USDA/FPAC photos by Preston Keres

An audit by a forensic accounting firm revealed the extent to which the co-founders of Agridime operated the company as a Ponzi scheme.

Agridime, a Texas LLC, was co-founded by Joshua Link and Jed Wood in 2017 and headquartered in Fort Worth, TX. Link and Wood jointly controlled Agridime as its top officers and managing members, each holding a 45.5% ownership stake. The company operated in several states, including Texas, Arizona, Kansas and North Dakota, and claimed to be a meat distribution company with a “proprietary beef supply chain.”

In May, the Commodity Futures Trading Commission filed a civil enforcement action in the U.S. District Court for the Northern District of Texas against the company, alleging a Ponzi scheme.

Audit findings

July court documents show Madhu Ahuja, president of Ahuja & Consultants Inc. (A&C), investigated Agridime’s accounting records from October 2021 to December 2023 for the courts to determine whether “indicia of Ponzi scheme were present.”

A&C identified the first signs of Ponzi investment activity in October 2021, linked to investor payments made despite Agridime’s net operating losses. Upon reviewing Agridime’s accounting records, A&C found that the entries did not accurately reflect the transactions.

For example, Agridime recorded funds received from cattle financing with Cattle Empire LLC as core operation revenue instead of liabilities, artificially inflating its revenue. A&C concluded that Agridime’s financial statements do not comply with generally accepted accounting principles, leading to a distorted financial picture.

As a result, A&C relied more on bank records to uncover Agridime’s finances. Ahuja’s analysis found that during the two-year time period, there were over 40,000 transactions from three bank accounts, with total disbursements amounting to $446,999,957 and total deposits amounting to $446,081,279.

A&C also reviewed contract samples, which revealed that Agridime’s cattle contracts labeled principal as “purchase price” and interest as “guaranteed profit,” with returns guaranteed to investors ranging from 15-33%. These guaranteed returns were used to attract new investments, which were then used to pay off older investors due to the company’s ongoing net operating losses.

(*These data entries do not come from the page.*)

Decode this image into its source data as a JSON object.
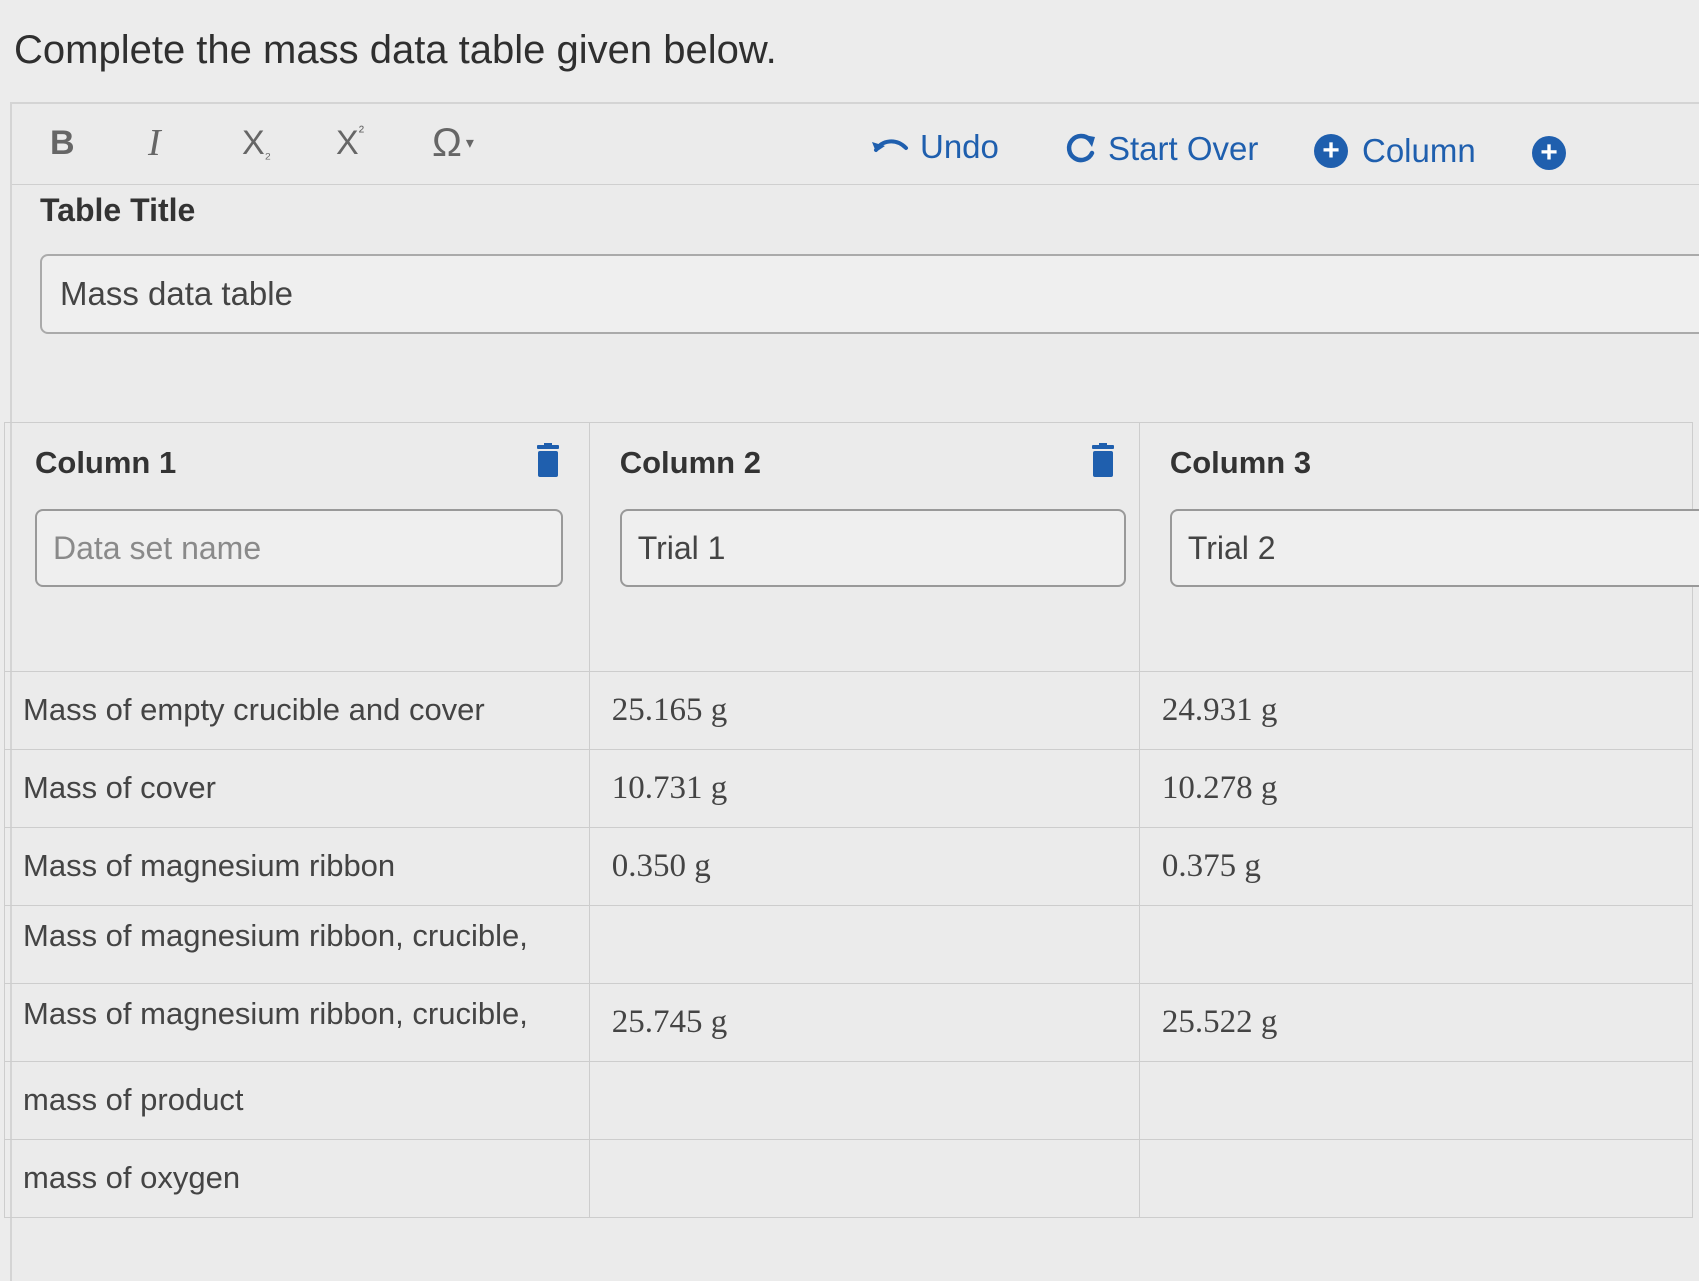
{
  "prompt": "Complete the mass data table given below.",
  "toolbar": {
    "bold": "B",
    "italic": "I",
    "subscript": "X",
    "subscript_mark": "₂",
    "superscript": "X",
    "superscript_mark": "²",
    "special_chars": "Ω",
    "undo": "Undo",
    "start_over": "Start Over",
    "add_column": "Column",
    "add_row_icon": "+"
  },
  "table_title": {
    "label": "Table Title",
    "value": "Mass data table"
  },
  "columns": [
    {
      "name": "Column 1",
      "placeholder": "Data set name",
      "value": ""
    },
    {
      "name": "Column 2",
      "value": "Trial 1"
    },
    {
      "name": "Column 3",
      "value": "Trial 2"
    }
  ],
  "rows": [
    {
      "label": "Mass of empty crucible and cover",
      "trial1": "25.165 g",
      "trial2": "24.931 g"
    },
    {
      "label": "Mass of  cover",
      "trial1": "10.731 g",
      "trial2": "10.278 g"
    },
    {
      "label": "Mass of magnesium ribbon",
      "trial1": "0.350 g",
      "trial2": "0.375 g"
    },
    {
      "label": "Mass of magnesium ribbon, crucible,",
      "trial1": "",
      "trial2": ""
    },
    {
      "label": "Mass of magnesium ribbon, crucible,",
      "trial1": "25.745 g",
      "trial2": "25.522 g"
    },
    {
      "label": "mass of product",
      "trial1": "",
      "trial2": ""
    },
    {
      "label": "mass of oxygen",
      "trial1": "",
      "trial2": ""
    }
  ],
  "colors": {
    "accent": "#1f5fae",
    "background": "#ececec",
    "border": "#cdcdcd"
  }
}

A&C identified approximately 1,940 investors from whom Agridime received $244,137,718 in cattle contract sales, and outflows amounted to $141,200,814. A&C concluded that since net cash outflows from core operations were −$103,648,146, most of the monies repaid to investors likely came from new investor deposits rather than core business operations.

The court records show the audit revealed Agridime’s operational cash flows were insufficient to cover the outstanding payment obligations to cattle contract investors, as disbursements frequently prevented the accumulation of positive net cash. Even during months with marginally positive cash flow from meat and cattle sales, the amount was substantially less than what was paid to investors.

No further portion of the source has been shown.